Part 19
Nous avons exposé plus haut les précautions si habilement prises par Napoléon, dans la double hypothèse, d'une longue guerre au nord, et d'une attaque imprévue sur une partie quelconque de son vaste empire. Les troisièmes bataillons des régiments de la grande armée, formant dépôt, étaient, comme on l'a vu, rangés le long du Rhin sous le maréchal Kellermann, ou au camp de Boulogne sous le maréchal Brune. Ces troisièmes bataillons, déjà remplis des conscrits de 1806, bientôt de ceux de 1807, soigneusement exercés, équipés, pouvaient au besoin, sous le maréchal Kellermann, se joindre au huitième corps, commandé par le maréchal Mortier, pour couvrir le bas Rhin, ou bien se joindre sous le maréchal Brune au roi de Hollande, pour couvrir, soit la Hollande, soit les côtes de France jusqu'à la Seine. Ceux des régiments qui ne se trouvaient ni en Allemagne ni en Italie, réunis dans l'intérieur à Saint-Lô, à Pontivy, à Napoléonville, formés en petits camps, étaient destinés à se porter sur Cherbourg, Brest, La Rochelle ou Bordeaux. Des détachements de gardes nationales, peu nombreux, mais bien choisis, un à Saint-Omer, un dans la Seine-Inférieure, un troisième dans les environs de Bordeaux, devaient concourir à la défense des points menacés. Quelques corps concentrés à Paris devaient s'y rendre en poste.
Le même système avait été adopté, comme on l'a encore vu, pour l'armée d'Italie. Les troisièmes bataillons de cette armée répandus dans la haute Italie, se consacraient à l'instruction des conscrits, et fournissaient en même temps la garnison des places. Les bataillons de guerre étaient aux trois armées actives de Naples, du Frioul, de la Dalmatie.
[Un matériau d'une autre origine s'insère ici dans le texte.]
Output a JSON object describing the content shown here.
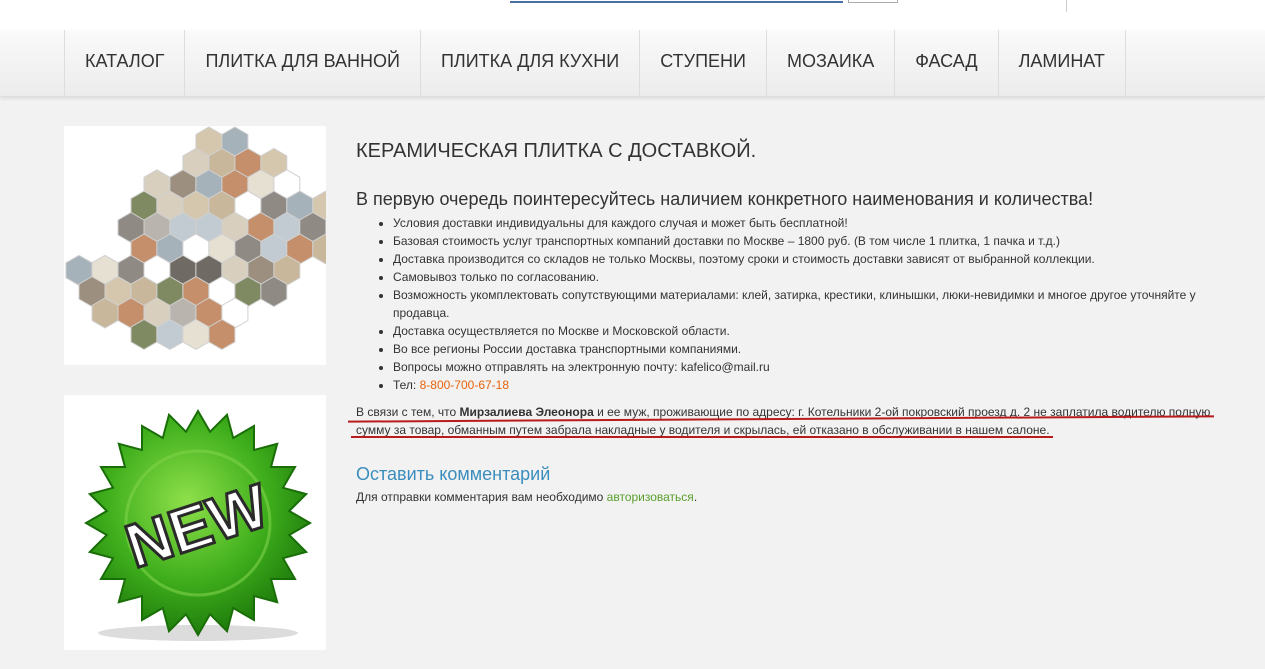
{
  "nav": {
    "items": [
      "КАТАЛОГ",
      "ПЛИТКА ДЛЯ ВАННОЙ",
      "ПЛИТКА ДЛЯ КУХНИ",
      "СТУПЕНИ",
      "МОЗАИКА",
      "ФАСАД",
      "ЛАМИНАТ"
    ]
  },
  "images": {
    "hex_tiles": "hexagon-tiles-image",
    "new_badge_text": "NEW"
  },
  "main": {
    "title": "КЕРАМИЧЕСКАЯ ПЛИТКА С ДОСТАВКОЙ.",
    "subtitle": "В первую очередь поинтересуйтесь наличием конкретного наименования и количества!",
    "list": [
      "Условия доставки индивидуальны для каждого случая и может быть бесплатной!",
      "Базовая стоимость услуг транспортных компаний доставки по Москве – 1800 руб. (В том числе 1 плитка, 1 пачка и т.д.)",
      "Доставка производится со складов не только Москвы, поэтому сроки и стоимость доставки зависят от выбранной коллекции.",
      "Самовывоз только по согласованию.",
      "Возможность укомплектовать сопутствующими материалами: клей, затирка, крестики, клинышки, люки-невидимки и многое другое уточняйте у продавца.",
      "Доставка осуществляется по Москве и Московской области.",
      "Во все регионы России доставка транспортными компаниями.",
      "Вопросы можно отправлять на электронную почту: kafelico@mail.ru"
    ],
    "phone_label": "Тел: ",
    "phone": "8-800-700-67-18",
    "notice_before": "В связи с тем, что ",
    "notice_name": "Мирзалиева Элеонора",
    "notice_after": " и ее муж, проживающие по адресу: г. Котельники 2-ой покровский проезд д. 2  не заплатила водителю полную сумму за товар, обманным путем забрала накладные у водителя и скрылась, ей отказано в обслуживании в нашем салоне.",
    "comment_heading": "Оставить комментарий",
    "comment_text": "Для отправки комментария вам необходимо ",
    "comment_link": "авторизоваться",
    "comment_end": "."
  },
  "colors": {
    "link_orange": "#e8620a",
    "link_green": "#5aa02c",
    "heading_blue": "#3b8dbd",
    "underline_red": "#b91c1c"
  }
}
Napoléon résolut d'abord de tirer des dépôts les renforts nécessaires à la grande armée, de remplir avec la nouvelle conscription le vide qu'il allait y produire, et comme ce vide serait rempli, et fort au delà, par le contingent de 1807, de profiter du surplus pour porter les bataillons de dépôt à 1,000 ou 1,200 hommes, et les régiments de cavalerie à un effectif de 700 hommes au lieu de 500. Il résolut aussi d'augmenter l'effectif des compagnies d'artillerie, s'étant aperçu que l'ennemi, pour suppléer à la qualité de ses troupes, ajoutait beaucoup au nombre de ses canons. Les bataillons de dépôt étant portés à 1,000 ou 1,200 hommes, on pouvait toujours en extraire, outre le recrutement de l'armée active, les 3 ou 400 hommes les plus exercés, pour les envoyer partout où se manifesterait un besoin imprévu.
[En marge: Organisation en régiments provisoires des renforts envoyés à la grande armée.]
Napoléon avait déjà fait sortir des dépôts une douzaine de mille hommes, lesquels avaient été conduits en gros détachements de l'Alsace en Franconie, de la Franconie en Saxe, pour remplir les vides produits dans ses cadres par la guerre. Sept à huit mille venaient d'arriver, quatre à cinq mille étaient encore en marche. Ce n'était pas tout à fait l'équivalent de ce qu'il avait perdu, bien plus du reste par les fatigues que par le feu. Se préoccupant surtout des distances auxquelles la guerre allait être portée, il imagina un système, profondément conçu, pour amener les conscrits du Rhin sur la Vistule, pour les y amener de manière qu'ils ne courussent aucun danger pendant la longueur du trajet, qu'ils ne se dispersassent pas en route, et que, chemin faisant, ils pussent rendre des services sur les derrières de l'armée. Ces détachements extraits de chaque bataillon de dépôt, devaient former une ou plusieurs compagnies suivant leur nombre; ces compagnies devaient être ensuite réunies en bataillons, et ces bataillons en régiments provisoires de 12 ou 1500 hommes. On devait leur donner pour la route des officiers pris momentanément dans les dépôts, et les organiser comme s'ils avaient dû former des régiments définitifs. Partant avec cette organisation, et avec leur équipement complet, ils avaient ordre de s'arrêter dans les places qui étaient sur notre ligne d'opération, telles qu'Erfurt, Halle, Magdebourg, Wittenberg, Spandau, Custrin, Francfort-sur-l'Oder, de s'y reposer, s'ils en avaient besoin, d'y tenir garnison, s'il le fallait pour la sûreté de nos derrières, et, dès qu'ils feraient une halte, de se livrer aux exercices militaires, pour ne pas négliger l'instruction des hommes pendant un trajet de plusieurs mois. Ils couvraient ainsi les communications de l'armée, dispensaient de l'affaiblir par un trop grand nombre de garnisons laissées en arrière, et augmentaient en quelque sorte son effectif avant d'avoir pu la rejoindre.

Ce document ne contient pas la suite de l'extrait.